Blog en sommeil. Je pensais poursuivre la cure mais quand je lis vos messages qui s'inquiètent de mon silence ça me touche, je me dois de vous donner au moins quelques nouvelles.

Mal à l'aise pour le faire ces derniers temps quand je vois le monde tourner. Terrorisme, migrants, montée des extrêmes, Bernard Tapie ruiné ... Non je déconne pour ce dernier exemple mais cette poussée de violence me fait me renfermer.
Et puis je me saoule moi même, pas envie de te saouler en plus. Mais je dois prendre sur moi car oui, en ce moment je m'éloigne de plus en plus des gens, jusqu'à mon blog. Depuis des semaines mon mobile est en mode "ne pas déranger". Seuls les appels de ma famille aboutissent (famille de plus en plus restreinte) et cela me convient très bien.

Je n'ai envie de voir personne. Même mon pote Thib. Avant hier, ptite mère m'apprend l'avoir croisé: il comptait passer à la maison. En apprendant ça j'ai ressenti physiquement un malaise; mon plexus qui se ferme, une montée de stresse, je n'étais vraiment pas bien et me suis fait peur moi même en voyant ces réactions. J'étais alors en train de manger: ça m'a carrément coupé l'appétit, tout est passé à la poubelle. De toutes les façons je n'ai pas d'appétit en ce moment. Je ne sais pas ce qu'il se passe, ce que je suis en train de traverser enfin, si, je pense deviner. Je savais que l'hiver allait être dur, eh bien j'y suis! Alors je me dis qu'il faut laisser passer le truc. Attendre. Comme l'ours, hiberner, comme la nature, se figer, puisque je peux me permettre de le faire.

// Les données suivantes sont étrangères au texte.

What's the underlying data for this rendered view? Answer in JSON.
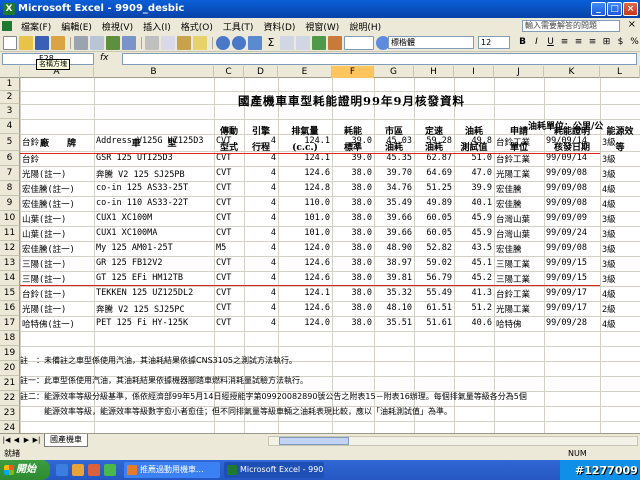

Je pense beaucoup à mon passé de ces dernières années depuis que je suis en province, tout ce qu'il m'est arrivé et que tu connais. Des flashs m'arrivent comme ça, sans prévenir. Je n'arrive pas à voir de futur et quand c'est le cas je le vois noir, sans espoir.  C'est la première fois de ma vie que je me sens autant paumé. Comme toujours j'essaie au maximum de me diviser: une partie de moi vit les choses, une autre les regarde. Un truc de dingue: je sais, quelque part en moi que j'ai choisi tout ça, que toute cette mascarade n'est qu'expériences, expériences que j'ai accepté avant de venir ici. J'essaie de mon mieux d'entretenir la petite flamme, de maintenir mon fil. Certaines fois j'y arrive plus que d'autres. Quand je lâche le fil, quand la flamme s'affaiblit, c'est l'angoisse.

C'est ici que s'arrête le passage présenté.